At the same time, others have mentioned the older brother who was on the bus at the time. Many parents would have chastised him for not looking after his younger brother. It can only be second guessed as to why Joey didn’t intervene on his brother’s behalf, maybe the kids doing it were older but we simply don’t know.

Throughout the story we know that Peter Houghton’s life is total hell but we aren’t sure how much Lacy knows. When he is in junior high school, we have instances of a mother trying to do right for her son but the result ends up in embarrassment for him. The Superman book cover is one and the other is her speaking to the coach about Peter’s lack of playing time when he was on the soccer team. Having played sports back then, I’ve seen many a parent give a coach a right roasting over their child not playing. I have to sympathise with Lacy on this one. If I went to my son’s game and they were winning 24-2 and he still wasn’t given playing time, I would be onto the coach as to why my son wasn’t allowed to go in. And I definitely would not have bought the team consistency crap the coach at Peter’s school tried to give. However, as with Peter, often times the child involved ends up being criticized or teased because of mommy or daddy speaking to the coach. Usually this is done by those who get lots of playing time and I deduce it is because they are now fearing losing that time to a less able player.

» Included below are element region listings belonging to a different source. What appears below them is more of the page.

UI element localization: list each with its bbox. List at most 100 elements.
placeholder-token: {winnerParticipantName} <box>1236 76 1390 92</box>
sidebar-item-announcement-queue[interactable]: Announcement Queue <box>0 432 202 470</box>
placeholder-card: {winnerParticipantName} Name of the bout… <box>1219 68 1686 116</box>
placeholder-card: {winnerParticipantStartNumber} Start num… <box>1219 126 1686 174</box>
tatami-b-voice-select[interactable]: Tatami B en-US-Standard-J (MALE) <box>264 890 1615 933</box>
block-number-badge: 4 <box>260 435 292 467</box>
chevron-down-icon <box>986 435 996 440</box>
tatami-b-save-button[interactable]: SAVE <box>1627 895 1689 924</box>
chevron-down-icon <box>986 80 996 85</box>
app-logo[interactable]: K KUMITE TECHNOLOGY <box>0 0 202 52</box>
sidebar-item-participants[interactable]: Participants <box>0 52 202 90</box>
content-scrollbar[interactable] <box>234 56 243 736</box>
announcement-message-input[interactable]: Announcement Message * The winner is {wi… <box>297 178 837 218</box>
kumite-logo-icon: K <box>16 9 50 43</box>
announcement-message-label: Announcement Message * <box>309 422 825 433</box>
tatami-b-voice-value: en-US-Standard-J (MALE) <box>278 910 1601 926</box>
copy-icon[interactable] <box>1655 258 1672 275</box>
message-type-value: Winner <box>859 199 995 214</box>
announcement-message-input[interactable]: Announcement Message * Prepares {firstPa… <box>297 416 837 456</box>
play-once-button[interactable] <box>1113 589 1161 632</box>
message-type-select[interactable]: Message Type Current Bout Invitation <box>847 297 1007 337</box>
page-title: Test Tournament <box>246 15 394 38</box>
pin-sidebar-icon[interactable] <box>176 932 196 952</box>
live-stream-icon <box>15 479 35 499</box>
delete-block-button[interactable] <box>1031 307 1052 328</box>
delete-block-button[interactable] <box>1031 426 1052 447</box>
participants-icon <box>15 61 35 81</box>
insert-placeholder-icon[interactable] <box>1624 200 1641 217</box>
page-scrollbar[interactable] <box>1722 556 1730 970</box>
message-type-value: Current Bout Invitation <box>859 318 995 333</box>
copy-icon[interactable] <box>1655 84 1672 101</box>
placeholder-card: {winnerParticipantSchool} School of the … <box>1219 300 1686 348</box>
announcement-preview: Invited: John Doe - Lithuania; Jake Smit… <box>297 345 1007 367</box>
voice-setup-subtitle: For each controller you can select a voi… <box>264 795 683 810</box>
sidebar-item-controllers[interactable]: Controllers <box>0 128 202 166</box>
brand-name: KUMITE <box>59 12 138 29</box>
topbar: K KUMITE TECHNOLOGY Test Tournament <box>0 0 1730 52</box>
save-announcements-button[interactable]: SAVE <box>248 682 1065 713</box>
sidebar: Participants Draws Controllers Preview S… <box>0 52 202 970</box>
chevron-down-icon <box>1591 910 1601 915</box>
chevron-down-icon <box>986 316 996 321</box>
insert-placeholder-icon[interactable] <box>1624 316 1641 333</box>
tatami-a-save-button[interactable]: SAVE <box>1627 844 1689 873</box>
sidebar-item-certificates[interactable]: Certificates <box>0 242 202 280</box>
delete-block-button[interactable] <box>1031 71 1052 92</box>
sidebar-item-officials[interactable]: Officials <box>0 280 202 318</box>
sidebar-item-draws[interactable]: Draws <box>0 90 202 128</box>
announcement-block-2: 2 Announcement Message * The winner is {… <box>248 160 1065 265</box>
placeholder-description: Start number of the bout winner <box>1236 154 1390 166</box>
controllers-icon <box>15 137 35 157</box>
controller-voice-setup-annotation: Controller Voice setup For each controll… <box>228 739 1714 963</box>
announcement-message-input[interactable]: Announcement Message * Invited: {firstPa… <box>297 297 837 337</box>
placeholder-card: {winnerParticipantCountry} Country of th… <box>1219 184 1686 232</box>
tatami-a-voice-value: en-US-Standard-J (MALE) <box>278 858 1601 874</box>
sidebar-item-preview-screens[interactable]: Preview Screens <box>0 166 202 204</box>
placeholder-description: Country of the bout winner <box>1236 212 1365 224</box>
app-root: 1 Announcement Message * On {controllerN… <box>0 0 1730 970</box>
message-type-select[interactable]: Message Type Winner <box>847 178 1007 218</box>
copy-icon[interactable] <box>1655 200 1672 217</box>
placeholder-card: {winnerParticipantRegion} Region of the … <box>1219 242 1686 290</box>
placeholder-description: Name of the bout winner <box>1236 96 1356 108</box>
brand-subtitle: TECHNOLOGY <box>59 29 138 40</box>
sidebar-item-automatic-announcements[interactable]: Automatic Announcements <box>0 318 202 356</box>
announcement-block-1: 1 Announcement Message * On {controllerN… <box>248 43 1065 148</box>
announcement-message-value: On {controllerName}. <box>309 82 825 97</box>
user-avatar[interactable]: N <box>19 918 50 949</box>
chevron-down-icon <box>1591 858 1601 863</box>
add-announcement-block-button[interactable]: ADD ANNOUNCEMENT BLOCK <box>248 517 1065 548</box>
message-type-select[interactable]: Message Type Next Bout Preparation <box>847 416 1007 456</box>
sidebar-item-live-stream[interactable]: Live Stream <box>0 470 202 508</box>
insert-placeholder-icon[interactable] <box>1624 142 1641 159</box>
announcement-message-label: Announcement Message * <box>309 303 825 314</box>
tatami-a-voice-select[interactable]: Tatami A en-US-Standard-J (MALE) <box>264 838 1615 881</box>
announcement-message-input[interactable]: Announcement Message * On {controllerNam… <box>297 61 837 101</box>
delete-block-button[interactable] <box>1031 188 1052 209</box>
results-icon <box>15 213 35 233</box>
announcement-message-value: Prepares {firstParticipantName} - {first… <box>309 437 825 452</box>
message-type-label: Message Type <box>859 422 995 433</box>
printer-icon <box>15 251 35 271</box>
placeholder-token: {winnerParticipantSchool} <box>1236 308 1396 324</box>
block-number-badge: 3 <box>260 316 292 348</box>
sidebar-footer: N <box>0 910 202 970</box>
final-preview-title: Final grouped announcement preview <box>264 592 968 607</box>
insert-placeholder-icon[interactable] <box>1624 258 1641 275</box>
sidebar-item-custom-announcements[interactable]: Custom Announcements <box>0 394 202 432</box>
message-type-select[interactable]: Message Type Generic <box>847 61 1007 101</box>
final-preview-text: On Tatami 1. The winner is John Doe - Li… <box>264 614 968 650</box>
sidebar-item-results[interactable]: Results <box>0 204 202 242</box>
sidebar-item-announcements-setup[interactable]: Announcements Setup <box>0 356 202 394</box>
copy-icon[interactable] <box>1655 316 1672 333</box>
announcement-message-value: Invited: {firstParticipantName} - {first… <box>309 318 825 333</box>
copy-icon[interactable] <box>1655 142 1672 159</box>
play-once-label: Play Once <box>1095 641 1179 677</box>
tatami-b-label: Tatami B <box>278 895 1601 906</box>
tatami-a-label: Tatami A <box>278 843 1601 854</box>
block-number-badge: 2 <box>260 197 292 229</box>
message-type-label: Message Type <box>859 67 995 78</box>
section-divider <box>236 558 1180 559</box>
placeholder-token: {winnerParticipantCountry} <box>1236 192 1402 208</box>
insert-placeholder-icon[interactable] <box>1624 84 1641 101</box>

Finally, we have high school and this is when Peter finally goes on the rampage and shoots twenty-eight people killing ten. By this time, Peter is in the form of typical teenager who speaks to his parents mono-syllabically. The bullying for him has become unbearable but we don’t know how much she knows about it, if any at all.  This is why after the shooting Lacy begins to question herself as a parent. She thinks maybe she should have asked more questions or gone into his room more to discover clues. Some will argue that the fact that Peter’s father kept guns was a damning indictment of any parent because they gave their child access to the weapons of destruction. Again, this is all speculation but plenty of meat for a lively debate.

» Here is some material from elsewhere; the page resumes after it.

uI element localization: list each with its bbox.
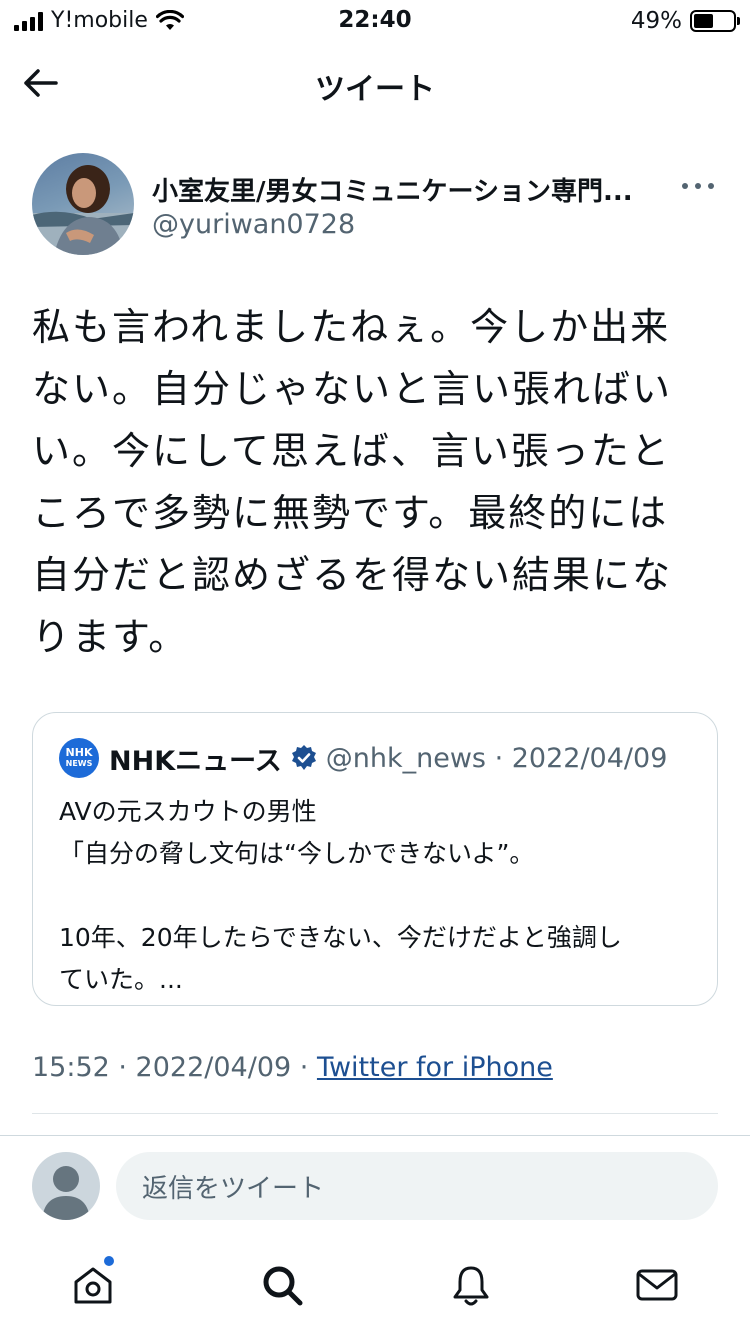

I know it’s fiction but would anyone blame Lacy Houghton for her son’s school shooting? Unlike many school shooters, yes Peter had guns in the house but he wasn’t raised on them. His father hunted but he doesn’t come across as some kind of gun nut in the story. Furthermore, we don’t really know Lacy’s stance on guns. Also, none of the other common criteria is there like being raised with intolerance or forcing religion down their child’s throat. The only thing we can possibly point the finger at Lacy for is not doing enough to stem the bullying her son was suffering. The rest has nothing to do with her parenting and if she were a real life person, I would sympathise with the hell she would have to go through for the rest of her life.